Beim Bauernaufstand ging es durchaus blutig zu.

> So funktioniert Demokratie nun
> mal.

Nein, so funktioniert sie nicht. Demokratie ist Machtteilung, nicht
Machtausübung. Demokratie ist die Vermeidung von Machtkonzentration
über das absolut notwendige Maß hinaus. Hier geht es aber, wie auch
beim Bauernaufstand, um die Übernahme von Machtpositionen, um die
Durchsetzung eigener Interessen auf der Grundlage von konzentrierter
Macht. Das ist keine Demokratie, das ist Krieg. Das kann nur Mittel
zum Zweck sein - aber niemals ein normales Mittel zur
Entscheidungsfindung.

> Man muss sich konsequent einsetzen für das was man erreichen
> will. Einmal zu einem netten Sonntagsspaziergang mit
> 'Plakathochhalten' gehen reicht nun mal nicht aus, um sich gegen
> milliardenschwere Konzerne durchzusetzen, da muss man schon
> deutlicher werden.

Das Problem ist, daß es diese Konzerne überhaupt gibt. Womit wir
wieder beim Ursprungsthema sind: Wo liegen die Ursachen? Wir können
auch wieder mit Maschinen stürmen anfangen - aber das ändert nichts.
Das Problem ist der Konzentrationsprozeß, der die politische
Entscheidungsfindung entmachtet hat, der die Politik in eine
defensive Rolle gedrängt hat. Dies wußten die Neoliberalenschon, die
Definition dersozialen Marktwirtschaft beinhaltete eine starke
Staatsrolle, die auch Monopolen aktiv entgegenwirken sollte. Dieser
Staat ist aber ENTMACHTET, dieser Staat ist SCHWACH - ein Kampf auf
der Straße richtet sich aber immer gegen den Staat und nciht gegen
den den Staat dominierenden Lobbys. Die Betroffenen müssen fähig
werden, ihre Entscheidungen im Markt auch POLITISCH zu fällen. Ein
Anspruch, den allerdings auch die grüne Bewegung erfolglos stellte.
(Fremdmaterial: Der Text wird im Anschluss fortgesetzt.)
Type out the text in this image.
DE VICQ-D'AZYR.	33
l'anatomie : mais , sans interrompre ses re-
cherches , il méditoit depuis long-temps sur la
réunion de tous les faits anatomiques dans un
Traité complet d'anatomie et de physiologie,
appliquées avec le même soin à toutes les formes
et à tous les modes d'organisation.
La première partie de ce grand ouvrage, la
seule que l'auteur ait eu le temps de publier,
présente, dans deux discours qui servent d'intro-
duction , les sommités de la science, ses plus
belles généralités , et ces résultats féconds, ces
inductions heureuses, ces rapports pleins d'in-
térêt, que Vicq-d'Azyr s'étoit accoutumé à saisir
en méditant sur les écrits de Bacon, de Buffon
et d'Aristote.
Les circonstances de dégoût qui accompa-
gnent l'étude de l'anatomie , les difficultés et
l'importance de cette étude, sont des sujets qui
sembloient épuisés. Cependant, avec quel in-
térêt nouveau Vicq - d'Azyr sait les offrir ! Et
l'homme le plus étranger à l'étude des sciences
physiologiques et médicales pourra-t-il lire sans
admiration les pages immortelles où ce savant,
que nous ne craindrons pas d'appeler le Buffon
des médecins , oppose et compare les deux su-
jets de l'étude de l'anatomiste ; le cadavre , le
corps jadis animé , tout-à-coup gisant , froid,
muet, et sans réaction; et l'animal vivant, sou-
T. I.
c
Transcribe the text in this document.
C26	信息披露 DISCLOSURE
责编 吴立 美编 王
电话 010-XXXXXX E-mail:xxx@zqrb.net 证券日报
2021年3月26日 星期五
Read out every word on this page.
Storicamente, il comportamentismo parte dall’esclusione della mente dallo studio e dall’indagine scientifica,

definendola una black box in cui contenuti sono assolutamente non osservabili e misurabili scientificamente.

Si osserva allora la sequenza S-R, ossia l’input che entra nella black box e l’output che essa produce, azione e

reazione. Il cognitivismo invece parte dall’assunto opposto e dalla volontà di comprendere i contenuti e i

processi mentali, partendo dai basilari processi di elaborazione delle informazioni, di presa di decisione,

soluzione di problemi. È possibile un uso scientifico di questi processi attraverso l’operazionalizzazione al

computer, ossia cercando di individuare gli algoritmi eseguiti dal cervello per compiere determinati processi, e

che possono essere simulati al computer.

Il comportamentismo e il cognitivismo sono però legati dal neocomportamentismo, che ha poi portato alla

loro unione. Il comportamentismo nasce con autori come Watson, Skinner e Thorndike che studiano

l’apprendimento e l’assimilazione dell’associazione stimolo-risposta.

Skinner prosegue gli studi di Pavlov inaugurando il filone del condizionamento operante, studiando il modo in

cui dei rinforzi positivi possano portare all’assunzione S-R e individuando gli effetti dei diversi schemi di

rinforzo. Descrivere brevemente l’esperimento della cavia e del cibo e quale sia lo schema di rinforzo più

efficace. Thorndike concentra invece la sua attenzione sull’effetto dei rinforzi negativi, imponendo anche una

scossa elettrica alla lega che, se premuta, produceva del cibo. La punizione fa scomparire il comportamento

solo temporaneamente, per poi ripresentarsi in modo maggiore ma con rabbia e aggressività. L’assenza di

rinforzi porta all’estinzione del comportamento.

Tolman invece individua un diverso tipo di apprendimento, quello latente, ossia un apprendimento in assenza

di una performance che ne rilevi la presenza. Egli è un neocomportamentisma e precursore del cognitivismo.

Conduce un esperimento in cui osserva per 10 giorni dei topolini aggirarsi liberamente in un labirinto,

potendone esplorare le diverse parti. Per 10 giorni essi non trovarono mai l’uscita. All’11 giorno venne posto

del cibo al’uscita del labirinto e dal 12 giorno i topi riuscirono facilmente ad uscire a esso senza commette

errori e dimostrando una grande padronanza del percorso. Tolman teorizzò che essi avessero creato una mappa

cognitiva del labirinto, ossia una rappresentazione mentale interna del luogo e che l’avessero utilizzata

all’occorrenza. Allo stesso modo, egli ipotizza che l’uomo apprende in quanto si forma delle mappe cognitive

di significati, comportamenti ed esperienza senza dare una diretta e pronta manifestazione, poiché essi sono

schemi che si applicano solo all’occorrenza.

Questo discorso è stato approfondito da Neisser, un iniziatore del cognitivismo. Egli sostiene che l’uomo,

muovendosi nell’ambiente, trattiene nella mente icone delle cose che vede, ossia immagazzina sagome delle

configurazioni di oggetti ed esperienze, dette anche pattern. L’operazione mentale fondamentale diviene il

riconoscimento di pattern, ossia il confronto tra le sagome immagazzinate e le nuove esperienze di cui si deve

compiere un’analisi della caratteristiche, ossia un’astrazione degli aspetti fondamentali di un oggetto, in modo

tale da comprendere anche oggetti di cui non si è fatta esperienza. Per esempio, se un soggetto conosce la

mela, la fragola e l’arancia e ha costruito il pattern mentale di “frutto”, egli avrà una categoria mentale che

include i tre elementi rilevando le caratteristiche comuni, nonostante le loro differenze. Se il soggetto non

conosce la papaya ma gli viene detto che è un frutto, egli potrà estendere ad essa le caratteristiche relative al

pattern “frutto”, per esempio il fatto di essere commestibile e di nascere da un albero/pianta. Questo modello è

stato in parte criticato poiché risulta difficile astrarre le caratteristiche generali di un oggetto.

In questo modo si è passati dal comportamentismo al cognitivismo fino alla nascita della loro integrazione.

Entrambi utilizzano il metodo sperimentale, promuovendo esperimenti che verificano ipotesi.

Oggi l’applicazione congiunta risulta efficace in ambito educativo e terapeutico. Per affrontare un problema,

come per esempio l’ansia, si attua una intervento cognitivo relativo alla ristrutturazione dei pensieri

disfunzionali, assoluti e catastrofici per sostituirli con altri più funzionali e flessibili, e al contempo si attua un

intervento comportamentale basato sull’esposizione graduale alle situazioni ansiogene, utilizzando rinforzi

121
> Jaja....im Ausreden suchen um uns nicht auf die Straße zu begeben und
> lieber bequem im Internet zu jammern sind wir Weltmeister. ;)

Das Internet ist ein Kommunikationsmedium. Es geht hier nicht um
jammern, sondern um Ideen- und Informationsaustausch. Ich sehe keinen
Sinn in Demos. Ich denke, die Bevölkerung muß bildungstechnisch auf
einen Stand gebracht werden, wo sie ihre marktregulative und damit
auch politische Funktion begreift.

> Ex DDR-Bürger? Da habe ich mal eine kleine Frage. Warum habt ihr
> eigentlich damals die DDR in die Geschichtsbücher verbannt, wenn ihr
> heute wieder seelenruhig dabei zuschaut das der gleiche
> Überwachungsmist in Gesamtdeutschland wieder etabliert wird?

Seelenruhig? Nein. Fatalistisch ist der richtige Ausdruck. Ich wollte
die DDR nciht in die Geschichtsbücher verbannen, ich habe den
EInigungsprozeß damals schon kritisch gesehen. Ich habe VOR der
Wiedervereinigung bereits erlebt, wie die DDR als reiner Absatzmarkt
behandelt wurde. Ich habe gesehen, wie die Wendehälse ihre Stellung
ausnutzten und Unternehmen in Abhängigkeit gebracht haben. Ich war
gegen die Wiedervereinigung, war allerdings für eine Demokratisierung
nach bundesrepublikanischem Muster (oder was wir damals dafür
gehalten haben - also quasi die "soziale Marktwirtschaft", die wir
aus der Theorie kannten). Ich kann dir heute nicht mehr sagen, ob ich
damals die bundesrepublikanischen Realitäten verkannt habe oder ob
wir tatsächlich in den Jahren seit der Wiedervereinigung einen
derartigen gesellschaftlichen Abstieg erleben. Der Beitrittsvertrag
war und ist für mich ein Schanddokument, dessen Auswirkungen wir bis
heute spüren, weil damit große Teile der Aktiva und Passiva der DDR,
die durchaus zur Refinanzierung der Einheit hätten dienen können,
ohne entsprechende Gegenleistung privatisiert wurden.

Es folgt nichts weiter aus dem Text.